4/11/2015

Walka

   Weszliśmy do magazynu pewnie, rozglądając się bacznie dokoła, ale otaczała nas jedynie ciemność. Odpaliłem czujniki w moim przedramieniu, żeby wprowadzić do tego pomieszczenia odrobinę światła, reszta zrobiła to samo. To także jedna ze wstawek. Dziwne, że nie pomyślałem na początku o tym małym, a istotnym szczególe.
- Słyszycie coś? - spytała GoGo z napięciem w głosie. Obróciłem się szybko i spojrzałem na nią. Rzeczywiście coś słyszałem, jakby.... silnik?
   Nagle w całym magazynie zaświeciły się wszystkie światła, na moment nas oślepiając.
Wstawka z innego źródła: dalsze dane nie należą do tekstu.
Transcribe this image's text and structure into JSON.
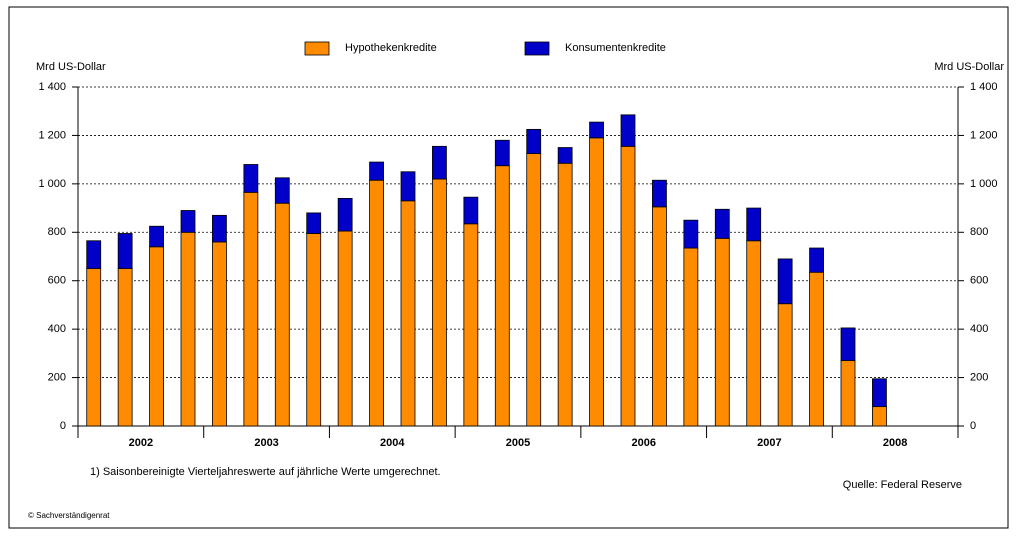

Dokładnie naprzeciw nas stało dziesięciu chłopaków - tych, którzy nas gonili przez pół miasta i za którymi my przyszliśmy tutaj. Na samym środku stał jedenasty, dużo wyższy i silniejszy od reszty. To musiał być Ithani. Miał ciemne, kręcone włosy sięgające ramion i srebrne oczy. Pomimo wszystko musiałem przyznać, że był przystojny. Wyobraziłem sobie go z GoGo i po moim ciele przeszedł dreszcz. Nie myśl o tym, powtarzałem sobie. Myśl o Tadashim i Baymaxie.
   Koło każdego z chłopaków stał jego własny motor, wszystkie maszyny błyszczały zdradziecko, prezentując się przy właścicielach.
   Ithani w dłoni trzymał czarny kask, jego ciało pokrywała skórzana kurtka o tym samym kolorze.
- GoGo, skarbie, przedstawisz mi swoich przyjaciół? - zaszczebiotał słodko, reszta wybuchnęła śmiechem. Spojrzałem w tył na rozwścieczoną dziewczynę - jej kłykcie zbielały, gdy zacisnęła dłonie w pięści.
- Nie muszę ci ich przedstawiać - odpowiedziała miłym głosem, co było dziwne, sądząc po tym, jak wyglądała. - Oni zrobią to sami...
- Gdzie Baymax? - zapytałem, wychodząc w stronę Ithaniego. Reszta z nas zareagowała zdziwieniem i strachem na to, że wychodzę wrogowi naprzeciw, odsłaniając się, ale nie obchodziło mnie, co myślą na ten temat. Zrobię wszystko, by odzyskać robota lub choć jego kartę. Zbudowałem go raz, zbuduję i drugi, ale potrzebna mi karta.
   Brwi Ithaniego uniosły się w szczerym zdziwieniu.
- Wybacz, znamy się? Nie przypominam sobie, żebym kiedykolwiek miał z tobą do czynienia - uśmiechnął się kpiąco, po czym zwrócił wzrok na GoGo. -Za to z niektórymi i owszem.
    Tym razem ja też ledwie wytrzymałem.
- Po co to robisz? - spytała Honey nieśmiało. - Po co porywasz Baymaxa? Co ci to da?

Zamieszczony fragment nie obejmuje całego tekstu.